People who know me will tell you I’m an optimist at heart. Given a container 50 percent full of something, I’ll vote for “half full” every time. But given the barrage of events occurring in our nation and around the world, and observing the sad course humanity seems to have chosen, it’s become increasingly hard to find reasons for optimism.
And yet, for some people despair is not a part of their vocabulary. For me and many others, this isn’t because of some unwavering, Pollyanna belief that people are basically good. There’s too much evidence to the contrary. No, determination to ward off despair has nothing to do with a sense of confidence in our leaders, society in general, human institutions, or the silly notion that “everything works out for the best.” Rather, it’s confidence in God and His sovereignty, even when circumstances of life seem in a death spiral.
Recently I came across a passage that neatly sums up my perspective: “I would have lost heart, unless I had believed that I would see the goodness of the Lord in the land of the living” (Psalm 27:13). There it is, in less than 25 words, the source of my hope – my confident assurance and earnest expectation.
A good friend likes to quote the following: “God is good…all the time. All the time God is good.” And this is a man who’s experienced more trauma, suffering and adversity than many of us could ever imagine. But he’s right. Even when things are at their worst, the Lord remains good.
Admittedly, even those of us that don’t see God as some aloof “force,” residing somewhere in the distant cosmos, but as a very involved deity with a vested interest in the goings-on of Earth, we’d like Him to spring into action. “Lord, do something. Anything…. And immediately would be good!”

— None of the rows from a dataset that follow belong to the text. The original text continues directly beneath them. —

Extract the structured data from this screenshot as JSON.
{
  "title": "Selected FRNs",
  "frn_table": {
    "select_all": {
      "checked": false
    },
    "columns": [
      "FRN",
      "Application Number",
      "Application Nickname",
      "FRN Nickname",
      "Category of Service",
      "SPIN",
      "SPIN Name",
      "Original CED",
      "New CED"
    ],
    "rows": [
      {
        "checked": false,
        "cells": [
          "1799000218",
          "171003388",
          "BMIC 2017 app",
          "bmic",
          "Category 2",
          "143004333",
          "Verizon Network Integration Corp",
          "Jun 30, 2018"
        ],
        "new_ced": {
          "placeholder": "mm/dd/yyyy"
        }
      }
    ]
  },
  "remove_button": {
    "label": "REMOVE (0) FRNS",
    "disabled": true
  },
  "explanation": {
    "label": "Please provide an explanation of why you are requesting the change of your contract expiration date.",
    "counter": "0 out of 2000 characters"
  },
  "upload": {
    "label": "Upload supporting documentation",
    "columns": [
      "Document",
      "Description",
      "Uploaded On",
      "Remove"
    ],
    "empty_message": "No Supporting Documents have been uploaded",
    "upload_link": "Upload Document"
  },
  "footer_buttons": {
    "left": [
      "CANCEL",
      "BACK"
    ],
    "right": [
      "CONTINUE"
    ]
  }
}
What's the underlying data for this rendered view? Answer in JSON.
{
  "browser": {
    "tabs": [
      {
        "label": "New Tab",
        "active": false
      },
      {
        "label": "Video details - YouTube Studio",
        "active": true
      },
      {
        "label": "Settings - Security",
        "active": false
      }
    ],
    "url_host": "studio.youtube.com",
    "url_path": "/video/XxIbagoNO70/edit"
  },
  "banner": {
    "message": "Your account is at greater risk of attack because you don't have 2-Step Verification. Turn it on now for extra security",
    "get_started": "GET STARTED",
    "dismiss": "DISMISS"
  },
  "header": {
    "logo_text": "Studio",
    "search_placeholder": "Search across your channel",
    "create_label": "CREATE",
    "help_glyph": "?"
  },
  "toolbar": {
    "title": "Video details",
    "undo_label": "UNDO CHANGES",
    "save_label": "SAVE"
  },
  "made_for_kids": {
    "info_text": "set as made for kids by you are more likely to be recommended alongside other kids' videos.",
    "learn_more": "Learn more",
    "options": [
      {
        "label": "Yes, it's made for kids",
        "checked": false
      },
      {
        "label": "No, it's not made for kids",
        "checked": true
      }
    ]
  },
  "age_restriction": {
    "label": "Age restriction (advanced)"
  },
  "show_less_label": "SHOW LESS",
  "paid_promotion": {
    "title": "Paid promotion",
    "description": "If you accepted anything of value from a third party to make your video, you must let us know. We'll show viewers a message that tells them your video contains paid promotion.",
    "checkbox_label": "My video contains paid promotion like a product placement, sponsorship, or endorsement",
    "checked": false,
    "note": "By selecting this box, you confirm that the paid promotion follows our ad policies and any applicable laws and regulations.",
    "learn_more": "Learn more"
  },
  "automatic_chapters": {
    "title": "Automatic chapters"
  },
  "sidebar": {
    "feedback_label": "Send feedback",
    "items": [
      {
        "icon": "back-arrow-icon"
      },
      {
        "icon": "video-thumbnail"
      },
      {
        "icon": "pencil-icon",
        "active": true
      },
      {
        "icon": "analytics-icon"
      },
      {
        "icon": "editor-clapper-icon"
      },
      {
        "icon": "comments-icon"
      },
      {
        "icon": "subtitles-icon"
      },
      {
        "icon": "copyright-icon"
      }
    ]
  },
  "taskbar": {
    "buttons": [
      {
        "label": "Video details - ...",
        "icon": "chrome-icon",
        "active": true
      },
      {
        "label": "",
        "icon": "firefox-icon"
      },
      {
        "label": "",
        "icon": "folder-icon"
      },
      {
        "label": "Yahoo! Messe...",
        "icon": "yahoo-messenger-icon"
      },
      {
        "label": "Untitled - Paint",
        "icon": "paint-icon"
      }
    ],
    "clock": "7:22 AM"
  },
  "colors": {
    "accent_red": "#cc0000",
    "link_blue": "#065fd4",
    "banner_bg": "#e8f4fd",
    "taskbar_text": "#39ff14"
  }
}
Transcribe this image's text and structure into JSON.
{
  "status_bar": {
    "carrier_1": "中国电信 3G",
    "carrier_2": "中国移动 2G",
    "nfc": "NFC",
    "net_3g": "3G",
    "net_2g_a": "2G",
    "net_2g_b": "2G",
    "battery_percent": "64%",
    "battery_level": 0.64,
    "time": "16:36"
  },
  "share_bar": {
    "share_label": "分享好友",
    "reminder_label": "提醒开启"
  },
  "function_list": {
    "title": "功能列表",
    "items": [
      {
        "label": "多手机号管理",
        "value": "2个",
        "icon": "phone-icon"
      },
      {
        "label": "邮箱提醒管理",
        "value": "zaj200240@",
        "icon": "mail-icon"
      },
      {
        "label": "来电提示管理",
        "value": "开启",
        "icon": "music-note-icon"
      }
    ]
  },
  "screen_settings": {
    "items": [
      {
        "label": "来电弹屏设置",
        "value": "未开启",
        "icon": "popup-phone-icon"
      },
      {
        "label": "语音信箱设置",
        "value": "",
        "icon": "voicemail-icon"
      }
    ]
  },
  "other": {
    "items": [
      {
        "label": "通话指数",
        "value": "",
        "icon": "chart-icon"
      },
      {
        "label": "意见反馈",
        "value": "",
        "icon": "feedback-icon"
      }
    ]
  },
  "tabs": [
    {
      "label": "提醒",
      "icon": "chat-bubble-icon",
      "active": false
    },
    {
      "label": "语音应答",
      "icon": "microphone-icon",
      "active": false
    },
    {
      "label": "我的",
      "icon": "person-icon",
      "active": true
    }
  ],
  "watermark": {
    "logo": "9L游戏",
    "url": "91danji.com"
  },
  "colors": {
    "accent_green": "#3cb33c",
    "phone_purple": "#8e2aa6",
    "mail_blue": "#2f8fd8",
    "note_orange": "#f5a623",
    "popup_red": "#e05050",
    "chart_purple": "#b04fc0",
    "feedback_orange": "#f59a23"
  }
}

So when hard times persist and God doesn’t seem to be concerned, what does that tell us about Him? The next verse in the same psalm gives us the key for not losing heart: “Wait on the Lord; be of good courage, and He shall strengthen your heart; wait, I say, on the Lord” (Psalm 27:14).
Of course, we don’t like to wait. As I’ve written before, we live in an instant, microwave, “right now!” type of society, so waiting is virtually countercultural. Perhaps that’s why a later psalm reminds us of the virtue of waiting. Psalm 37:7 urges us to “Be still before the Lord and wait patiently for him” and in verse 34 we see the admonition repeated, perhaps for emphasis: “Wait for the Lord and keep his way. He will exalt you to inherit the land….”
Easier said than done? Yes, that’s true. But that’s where faith comes in. Even when times appear most bleak, it’s best to turn off the news and refocus on the assurance, “I would have lost heart, unless I had believed that I would see the goodness of the Lord in the land of the living.”